While a positive outlook is a good sign for the Doha Round, which has been languishing for too long, a lot more progress has to be achieved in the interim months to the Bali Ministerial in December 2013, to arrive at a consensus on critical issues on the three pillars of the agenda for the meeting - trade facilitation, agriculture and development.
It is important to look at the three pillars and work rapidly to forge a consensus, as otherwise, the WTO, it seems, is slowly moving away from being a multilateral institution to a plurilateral (covering only a select few members) institution. Except a few areas of negotiations that are on the table, many texts that are in advanced stages of negotiation are for a plurilateral agreement. This includes negotiations for government procurement, information technology agreement-II and a services agreement. There have been indications in the past that trade facilitation could also move towards a plurilateral negotiation. This trend towards plurilateral agreements can hurt WTO since it is primarily supposed to encourage multilateral trade.
India's Chief negotiator, Rajeev Kher, while speaking at a conference organised by the Confederation of Indian Industry said that as of now a lot more work is needed to arrive a balanced outcome at Bali. India is looking to balance the outcome in the three pillars on the agenda. Besides it is also looking to balance the text on trade facilitation.
India is not averse to a trade facilitation agreement. However, what New Delhi has been wary of is accepting multilateral obligations, which will require heavy expenditure for creation of infrastructure and training officials without adequate commitments from others in terms of technical and financial support.
Industry in India supports a trade facilitation agreement at Bali. The industry is of the view that such an agreement could go a long way in bringing down transaction costs that is critical to tap markets in the current global economic environment. There are also several studies, which support the argument that a binding trade facilitation agreement can lead to a large increase in global trade.
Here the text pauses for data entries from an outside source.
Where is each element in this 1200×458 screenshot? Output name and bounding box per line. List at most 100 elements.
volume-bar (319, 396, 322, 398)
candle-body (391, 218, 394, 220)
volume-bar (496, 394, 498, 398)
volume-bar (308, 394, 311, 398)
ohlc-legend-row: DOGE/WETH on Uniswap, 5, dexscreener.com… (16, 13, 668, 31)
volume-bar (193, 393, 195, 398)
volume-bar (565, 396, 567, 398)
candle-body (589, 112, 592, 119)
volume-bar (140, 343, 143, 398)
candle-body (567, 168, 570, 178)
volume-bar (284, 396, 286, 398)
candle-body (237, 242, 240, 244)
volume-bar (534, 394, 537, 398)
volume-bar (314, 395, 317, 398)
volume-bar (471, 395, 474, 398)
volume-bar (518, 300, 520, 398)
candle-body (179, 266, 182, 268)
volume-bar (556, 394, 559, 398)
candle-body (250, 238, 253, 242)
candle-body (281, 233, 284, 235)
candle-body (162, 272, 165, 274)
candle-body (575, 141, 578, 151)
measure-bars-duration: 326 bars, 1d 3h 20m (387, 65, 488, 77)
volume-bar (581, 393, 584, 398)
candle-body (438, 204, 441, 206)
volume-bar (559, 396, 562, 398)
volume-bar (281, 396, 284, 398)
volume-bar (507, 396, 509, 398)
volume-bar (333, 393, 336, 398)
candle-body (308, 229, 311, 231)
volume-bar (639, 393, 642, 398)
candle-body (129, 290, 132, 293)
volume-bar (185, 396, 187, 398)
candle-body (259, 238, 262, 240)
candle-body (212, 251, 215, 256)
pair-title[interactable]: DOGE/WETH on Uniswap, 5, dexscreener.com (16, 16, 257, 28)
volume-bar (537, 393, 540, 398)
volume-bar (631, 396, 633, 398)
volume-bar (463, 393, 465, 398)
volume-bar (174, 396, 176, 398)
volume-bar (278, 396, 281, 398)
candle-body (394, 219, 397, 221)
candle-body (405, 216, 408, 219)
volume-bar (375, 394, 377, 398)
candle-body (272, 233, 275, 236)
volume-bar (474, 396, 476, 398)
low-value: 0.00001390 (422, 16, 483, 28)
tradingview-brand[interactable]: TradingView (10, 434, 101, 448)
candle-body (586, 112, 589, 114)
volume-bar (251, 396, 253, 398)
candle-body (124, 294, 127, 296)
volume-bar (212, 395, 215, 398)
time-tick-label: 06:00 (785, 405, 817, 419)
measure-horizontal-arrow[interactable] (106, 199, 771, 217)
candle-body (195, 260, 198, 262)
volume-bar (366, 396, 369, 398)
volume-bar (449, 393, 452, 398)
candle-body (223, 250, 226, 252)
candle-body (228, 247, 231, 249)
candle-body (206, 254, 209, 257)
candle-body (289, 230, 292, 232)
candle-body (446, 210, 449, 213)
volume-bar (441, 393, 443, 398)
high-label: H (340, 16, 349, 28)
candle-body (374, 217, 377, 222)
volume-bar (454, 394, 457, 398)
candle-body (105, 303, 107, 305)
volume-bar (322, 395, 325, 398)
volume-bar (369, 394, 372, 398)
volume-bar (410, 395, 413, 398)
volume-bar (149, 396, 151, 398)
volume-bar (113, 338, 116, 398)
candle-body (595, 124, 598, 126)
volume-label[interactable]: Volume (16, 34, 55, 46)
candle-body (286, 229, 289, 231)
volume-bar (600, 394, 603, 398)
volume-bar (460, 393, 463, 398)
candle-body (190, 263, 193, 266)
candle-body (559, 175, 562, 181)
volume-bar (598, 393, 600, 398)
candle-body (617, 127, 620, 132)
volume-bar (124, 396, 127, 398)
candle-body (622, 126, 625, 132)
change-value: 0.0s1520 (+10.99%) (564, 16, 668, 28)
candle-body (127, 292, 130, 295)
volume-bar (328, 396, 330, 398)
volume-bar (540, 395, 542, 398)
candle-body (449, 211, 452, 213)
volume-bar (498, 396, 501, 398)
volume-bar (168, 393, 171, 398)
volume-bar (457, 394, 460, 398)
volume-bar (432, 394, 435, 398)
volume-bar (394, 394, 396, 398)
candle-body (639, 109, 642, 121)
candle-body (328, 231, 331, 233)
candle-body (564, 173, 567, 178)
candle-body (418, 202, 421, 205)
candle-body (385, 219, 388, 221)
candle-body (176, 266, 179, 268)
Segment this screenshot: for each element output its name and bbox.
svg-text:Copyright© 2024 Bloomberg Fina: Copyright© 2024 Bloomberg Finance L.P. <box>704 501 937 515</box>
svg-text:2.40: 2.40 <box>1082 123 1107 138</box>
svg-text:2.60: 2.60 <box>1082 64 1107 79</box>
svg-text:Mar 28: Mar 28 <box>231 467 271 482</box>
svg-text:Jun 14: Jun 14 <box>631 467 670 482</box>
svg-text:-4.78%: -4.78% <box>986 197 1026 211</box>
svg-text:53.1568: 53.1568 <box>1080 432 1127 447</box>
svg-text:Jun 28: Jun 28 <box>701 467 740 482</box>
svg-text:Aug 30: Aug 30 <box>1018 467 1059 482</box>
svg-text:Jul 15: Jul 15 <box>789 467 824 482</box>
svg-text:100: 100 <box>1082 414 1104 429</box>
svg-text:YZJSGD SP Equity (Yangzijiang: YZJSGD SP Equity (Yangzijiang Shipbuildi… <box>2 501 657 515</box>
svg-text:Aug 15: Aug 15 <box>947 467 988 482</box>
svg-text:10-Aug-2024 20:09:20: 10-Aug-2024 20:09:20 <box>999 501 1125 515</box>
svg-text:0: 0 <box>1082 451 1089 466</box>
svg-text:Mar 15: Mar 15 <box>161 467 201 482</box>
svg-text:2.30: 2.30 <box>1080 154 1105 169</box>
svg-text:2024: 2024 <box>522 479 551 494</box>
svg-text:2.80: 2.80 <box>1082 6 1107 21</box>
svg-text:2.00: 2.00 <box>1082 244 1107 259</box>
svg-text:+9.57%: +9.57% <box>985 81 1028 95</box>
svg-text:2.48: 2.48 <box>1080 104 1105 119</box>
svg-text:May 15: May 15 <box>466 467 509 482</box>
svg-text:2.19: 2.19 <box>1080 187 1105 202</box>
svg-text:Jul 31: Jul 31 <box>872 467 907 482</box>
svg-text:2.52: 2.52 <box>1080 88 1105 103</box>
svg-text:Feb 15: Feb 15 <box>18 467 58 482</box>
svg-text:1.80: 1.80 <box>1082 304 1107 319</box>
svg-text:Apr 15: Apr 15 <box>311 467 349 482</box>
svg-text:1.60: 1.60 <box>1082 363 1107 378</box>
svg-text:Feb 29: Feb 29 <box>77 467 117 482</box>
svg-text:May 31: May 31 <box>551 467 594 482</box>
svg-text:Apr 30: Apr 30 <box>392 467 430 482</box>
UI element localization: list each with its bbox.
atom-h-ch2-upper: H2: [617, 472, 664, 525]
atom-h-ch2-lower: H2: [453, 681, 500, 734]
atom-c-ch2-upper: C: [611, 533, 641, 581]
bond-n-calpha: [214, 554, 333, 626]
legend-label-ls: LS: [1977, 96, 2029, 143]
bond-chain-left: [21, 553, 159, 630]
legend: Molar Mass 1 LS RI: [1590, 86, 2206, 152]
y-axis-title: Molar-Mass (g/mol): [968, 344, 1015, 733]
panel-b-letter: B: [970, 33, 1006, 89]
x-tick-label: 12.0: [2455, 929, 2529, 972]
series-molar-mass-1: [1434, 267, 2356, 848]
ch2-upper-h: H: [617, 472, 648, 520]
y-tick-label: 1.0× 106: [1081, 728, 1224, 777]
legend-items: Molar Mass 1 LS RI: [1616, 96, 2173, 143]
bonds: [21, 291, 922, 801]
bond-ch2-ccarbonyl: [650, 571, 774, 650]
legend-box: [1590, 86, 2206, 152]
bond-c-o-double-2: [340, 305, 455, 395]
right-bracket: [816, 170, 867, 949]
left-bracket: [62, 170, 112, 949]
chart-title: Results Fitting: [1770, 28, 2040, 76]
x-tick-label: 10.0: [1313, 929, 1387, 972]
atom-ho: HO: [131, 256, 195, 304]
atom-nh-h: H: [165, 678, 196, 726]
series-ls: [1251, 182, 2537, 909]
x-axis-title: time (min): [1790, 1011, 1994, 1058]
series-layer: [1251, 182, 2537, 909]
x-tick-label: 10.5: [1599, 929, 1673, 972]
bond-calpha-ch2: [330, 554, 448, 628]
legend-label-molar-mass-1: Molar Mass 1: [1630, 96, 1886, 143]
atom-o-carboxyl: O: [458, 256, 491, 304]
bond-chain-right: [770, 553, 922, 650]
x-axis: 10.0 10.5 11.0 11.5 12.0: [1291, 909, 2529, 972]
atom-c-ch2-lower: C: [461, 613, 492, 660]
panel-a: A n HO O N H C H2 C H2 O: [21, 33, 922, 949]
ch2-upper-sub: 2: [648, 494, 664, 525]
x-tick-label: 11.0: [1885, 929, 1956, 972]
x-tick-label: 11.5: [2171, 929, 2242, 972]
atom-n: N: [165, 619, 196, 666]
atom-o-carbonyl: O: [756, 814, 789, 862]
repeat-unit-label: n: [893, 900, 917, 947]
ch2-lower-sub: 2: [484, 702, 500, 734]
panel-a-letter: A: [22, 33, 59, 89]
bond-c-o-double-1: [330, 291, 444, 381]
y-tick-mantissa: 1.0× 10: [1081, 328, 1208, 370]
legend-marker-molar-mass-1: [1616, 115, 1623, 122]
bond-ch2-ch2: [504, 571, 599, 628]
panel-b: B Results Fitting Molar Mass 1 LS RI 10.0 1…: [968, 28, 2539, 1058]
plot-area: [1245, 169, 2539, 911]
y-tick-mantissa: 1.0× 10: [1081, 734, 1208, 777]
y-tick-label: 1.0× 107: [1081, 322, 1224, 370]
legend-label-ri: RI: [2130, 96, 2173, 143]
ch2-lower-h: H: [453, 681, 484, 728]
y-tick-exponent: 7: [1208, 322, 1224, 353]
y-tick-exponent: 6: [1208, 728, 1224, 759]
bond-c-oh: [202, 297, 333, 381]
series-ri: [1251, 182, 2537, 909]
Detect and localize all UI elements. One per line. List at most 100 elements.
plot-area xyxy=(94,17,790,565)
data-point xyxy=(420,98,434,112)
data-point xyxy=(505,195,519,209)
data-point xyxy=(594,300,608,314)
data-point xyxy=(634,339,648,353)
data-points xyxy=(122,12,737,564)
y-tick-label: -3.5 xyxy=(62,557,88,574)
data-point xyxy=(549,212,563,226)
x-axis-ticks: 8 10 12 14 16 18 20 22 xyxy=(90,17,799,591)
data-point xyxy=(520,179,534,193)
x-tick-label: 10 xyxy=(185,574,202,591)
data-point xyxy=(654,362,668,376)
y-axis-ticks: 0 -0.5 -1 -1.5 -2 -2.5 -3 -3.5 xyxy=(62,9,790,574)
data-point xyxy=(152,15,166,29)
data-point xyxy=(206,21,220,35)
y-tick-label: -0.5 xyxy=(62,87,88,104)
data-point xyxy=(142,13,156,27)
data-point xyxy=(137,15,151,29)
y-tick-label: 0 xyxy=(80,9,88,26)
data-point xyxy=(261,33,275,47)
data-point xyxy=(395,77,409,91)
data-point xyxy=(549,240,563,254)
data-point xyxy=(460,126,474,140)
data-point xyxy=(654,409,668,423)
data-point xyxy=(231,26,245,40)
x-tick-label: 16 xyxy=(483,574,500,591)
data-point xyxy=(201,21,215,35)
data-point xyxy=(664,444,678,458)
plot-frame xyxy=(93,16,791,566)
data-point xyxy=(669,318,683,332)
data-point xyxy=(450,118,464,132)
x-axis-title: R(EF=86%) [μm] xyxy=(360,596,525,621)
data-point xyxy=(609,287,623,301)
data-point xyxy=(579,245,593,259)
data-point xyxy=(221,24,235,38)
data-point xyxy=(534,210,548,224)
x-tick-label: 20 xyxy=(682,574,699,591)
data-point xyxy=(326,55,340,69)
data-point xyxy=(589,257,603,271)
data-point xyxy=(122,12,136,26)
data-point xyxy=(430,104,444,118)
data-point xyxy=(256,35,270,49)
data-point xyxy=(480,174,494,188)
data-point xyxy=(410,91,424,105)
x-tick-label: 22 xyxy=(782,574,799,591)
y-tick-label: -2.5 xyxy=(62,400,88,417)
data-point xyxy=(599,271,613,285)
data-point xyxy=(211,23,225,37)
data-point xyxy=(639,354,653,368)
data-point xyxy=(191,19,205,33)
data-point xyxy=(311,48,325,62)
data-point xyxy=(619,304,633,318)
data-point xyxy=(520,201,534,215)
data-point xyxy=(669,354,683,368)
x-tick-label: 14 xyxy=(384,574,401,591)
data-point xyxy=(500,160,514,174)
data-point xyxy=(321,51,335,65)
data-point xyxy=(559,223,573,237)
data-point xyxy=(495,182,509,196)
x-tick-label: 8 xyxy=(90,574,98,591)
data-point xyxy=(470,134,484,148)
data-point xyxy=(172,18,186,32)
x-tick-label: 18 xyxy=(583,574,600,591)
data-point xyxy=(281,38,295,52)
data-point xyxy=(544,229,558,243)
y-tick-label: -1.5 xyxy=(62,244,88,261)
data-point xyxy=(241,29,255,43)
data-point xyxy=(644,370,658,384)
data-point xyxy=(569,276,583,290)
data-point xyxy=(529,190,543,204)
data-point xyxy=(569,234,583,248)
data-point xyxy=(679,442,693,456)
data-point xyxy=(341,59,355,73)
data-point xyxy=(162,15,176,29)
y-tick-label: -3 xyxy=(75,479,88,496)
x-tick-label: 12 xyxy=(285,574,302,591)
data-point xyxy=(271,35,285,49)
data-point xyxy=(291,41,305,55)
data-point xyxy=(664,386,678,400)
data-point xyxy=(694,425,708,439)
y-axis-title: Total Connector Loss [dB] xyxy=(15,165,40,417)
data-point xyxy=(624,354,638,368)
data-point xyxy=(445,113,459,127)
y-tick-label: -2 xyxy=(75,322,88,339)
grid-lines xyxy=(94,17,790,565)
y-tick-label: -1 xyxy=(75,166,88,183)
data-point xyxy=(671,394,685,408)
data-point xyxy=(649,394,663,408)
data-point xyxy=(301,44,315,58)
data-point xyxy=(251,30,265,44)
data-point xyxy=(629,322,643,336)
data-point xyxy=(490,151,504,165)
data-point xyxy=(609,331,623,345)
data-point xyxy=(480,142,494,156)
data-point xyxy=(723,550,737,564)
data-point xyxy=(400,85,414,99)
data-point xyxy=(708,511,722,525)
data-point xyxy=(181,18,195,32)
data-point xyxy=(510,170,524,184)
But there is a word of caution emerging from the industry. It is clear that the burden of financing these obligations should not fall on the private sector. Any such additional cost burden on the private sector would then take away the benefit of an agreement, which is aimed at cutting costs of exports and imports.
Therefore, the industry is of the view that there is a need for negotiators to look at both the Bali and a post Bali process to ensure that an agreement on trade facilitation actually benefits business.
This point is relevant in the context of what Lamy said at a function celebrating 30 years of Consumer Unity & Trust Society at Geneva a few weeks back. He had said "trade is today less about whole products and services, and more about trade in tasks along value chains which often span not just across countries but also continents." The stakes are high too. As Lamy pointed out "in the 1980s, trade in goods measured in volume accounted for around $2 trillion. In 2012, it accounted for at least $18 trillion. Between 1982 and 2012 merchandise trade increased by an annual average of around 8 per cent."
A balanced trade facilitation agreement, the industry is certain, can lead to greater participation in global value chains. For now, Indian firms account for less than 5 per cent of the total global value chains. Industry in the country, therefore, hopes that an agreement at Bali will help the industry, especially the small and medium sector, in developing countries play a greater role in global value chains. Business in India, it seems, has huge expectations of Bali.